3.8 プロフ/パラフ (露: Плов/月: Palov)
オシュ (Osh) とも. おそらくピラフと起源を同じにする, ウズベキスタン周辺の中央アジア起源の料理だが, ソ連時代にロシアに普及した. 真面目に作ろうとすると, 材料と器具の調達の点で炒飯やピラフより大変である. ウズベキスタン国内でもタシケント式, サマルカンド式, フェルガナ式, ブハラ式など地域によって差異がある. 東北地方の芋煮会めいてコミュニティで共同して作る習慣があるので一度に大量に作る前提のレシピになっている. (現地にはプロフを作るための専用施設もある) ロシアではスタローバヤの定番料理のため, 大衆向けの安価な食事というイメージらしい.
難易度 | |
---|---|
材料調達 | ★★★★☆ |
調理 | ★★★☆☆ |
3.8.1 材料
- 羊肉 200g
- イスラム教徒が大半なので豚は使わない
- 人参 1本
- 現地では黄色い人参がよく使われる. 沖縄の島にんじん的な?
- 玉ねぎ 1個
- ニンニク
- 皮も含めて丸ごと
- クミンシード 小さじ1
- 塩胡椒 適量
- 米 2合
- ジャポニカ米は使われないようだが気にしない
- 水 通常の炊飯と同じ量
以上は多くの地域で共通するもの. その他, 地域によって添えるものが変わってくるオプション
- 干しぶどう
- ひよこ豆
- 鶏やウズラのゆで卵
- 鶏肉や羊肉, 馬肉ソーセージなど複数種類の肉を入れることもある
3.8.2 道具
- カザン (大型で丸底の鉄鍋) – なければ中華鍋や底の深い平底鍋でもできなくはない
- 蓋になる大きめのボウル – 現地の人がやってるように皿を載せるだけで密閉できなくともわりとなんとかなる
3.8.3 作り方
- 鍋に洋脂を溶かす
- 肉から脂身を切り取って使う
- なければ植物油
- 千切りにした玉ねぎと人参を入れ, 弱火でじっくり炒める
- 玉ねぎと人参はよく火が通り, 水分が抜けるまで炒める
- 焦げないように130度程度を保つと良い
- 手頃な大きさに切った肉を入れる
- ある程度火が通ったら, 米と水を入れる
- 米は事前に研がなくてもよい
- 米は水平になるように均し, 水位が米と同じくらいの高さになるまで待つ
- 唐辛子, ニンニク, 荒く挽いたクミンシード, そして塩を入れる
- クミンシードは手のひらこすり合わせるようにしてすりつぶすことができる
- 肌が弱い人はやらないほうがいいが, 慣れると意外と簡単に手で挽くことができる
- ボウルで蓋をする場合, 米を覆えるように鍋の中央に盛り上げる
- 底のほうにある野菜や肉は混ぜ返さないようにする
- 水分が抜けやすいように長い菜箸かフォークで数カ所に穴を開ける
- 蓋をして20分程度待つ
- 火を止めて10分程度蒸らす
- 鍋底をさらうようによくかき混ぜてから盛り付ける
- オプションでゆで卵や干しブドウを添える
3.8.4 補足
米が丸底鍋の底に触れていると焦げやすいため, 下敷きになるように野菜は十分に入れる必要がある.

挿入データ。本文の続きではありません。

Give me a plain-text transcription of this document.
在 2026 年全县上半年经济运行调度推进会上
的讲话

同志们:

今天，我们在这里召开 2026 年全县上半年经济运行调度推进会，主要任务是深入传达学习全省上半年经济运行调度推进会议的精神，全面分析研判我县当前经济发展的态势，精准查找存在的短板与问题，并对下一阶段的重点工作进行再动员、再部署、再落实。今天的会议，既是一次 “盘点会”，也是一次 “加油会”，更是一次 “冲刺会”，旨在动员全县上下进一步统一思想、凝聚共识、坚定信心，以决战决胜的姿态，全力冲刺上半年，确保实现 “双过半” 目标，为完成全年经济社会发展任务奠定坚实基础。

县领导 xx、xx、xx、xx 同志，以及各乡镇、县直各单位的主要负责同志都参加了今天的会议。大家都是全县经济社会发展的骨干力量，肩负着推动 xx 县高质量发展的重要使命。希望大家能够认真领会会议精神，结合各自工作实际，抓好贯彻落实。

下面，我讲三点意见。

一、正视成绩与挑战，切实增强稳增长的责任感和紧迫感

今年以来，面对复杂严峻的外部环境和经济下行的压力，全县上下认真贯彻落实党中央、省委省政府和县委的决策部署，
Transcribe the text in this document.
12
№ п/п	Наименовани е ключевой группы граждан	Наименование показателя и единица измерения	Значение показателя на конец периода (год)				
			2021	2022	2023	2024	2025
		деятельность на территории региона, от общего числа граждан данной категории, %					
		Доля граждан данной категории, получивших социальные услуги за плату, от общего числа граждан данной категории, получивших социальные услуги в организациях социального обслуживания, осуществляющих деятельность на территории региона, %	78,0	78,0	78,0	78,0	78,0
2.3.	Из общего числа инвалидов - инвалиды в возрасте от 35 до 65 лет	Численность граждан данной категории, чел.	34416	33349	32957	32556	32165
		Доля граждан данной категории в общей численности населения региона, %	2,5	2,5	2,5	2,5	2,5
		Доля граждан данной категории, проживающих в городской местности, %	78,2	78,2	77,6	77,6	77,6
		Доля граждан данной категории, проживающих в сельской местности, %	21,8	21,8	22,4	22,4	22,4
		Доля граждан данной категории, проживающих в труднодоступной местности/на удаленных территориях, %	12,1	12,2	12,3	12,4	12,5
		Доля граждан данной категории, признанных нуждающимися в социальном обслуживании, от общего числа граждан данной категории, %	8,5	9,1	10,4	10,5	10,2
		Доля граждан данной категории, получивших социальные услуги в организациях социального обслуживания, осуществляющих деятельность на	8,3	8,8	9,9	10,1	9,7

余裕があれば輪切りにした玉ねぎとトマトにコリアンダーと塩胡椒を振ったサラダ (アチク=チュチュク) を作って一緒に食べる
材料を入れる順番はかなり差異がある.
3.8.5 参考資料
- 荻野 and 沼野 (2006) p. 83
- ウズベク風プロフ (ロシア語)
- フェルガナ式プロフ (ロシア語)
- サマルカンド式 (ロシア語)
- タシュケント式 (ロシア語)
- 炊飯器で作る方法 (日本語)
- アゼルバイジャン人による料理動画
- 現地の「プロフセンター」の風景
- e-food.jp の簡略化したレシピ (日本語) https://e-food.jp/recipe/asia/samalkandplov/
参考文献
荻野恭子, and 沼野恭子. 2006. 家庭で作れるロシア料理. 河出書房.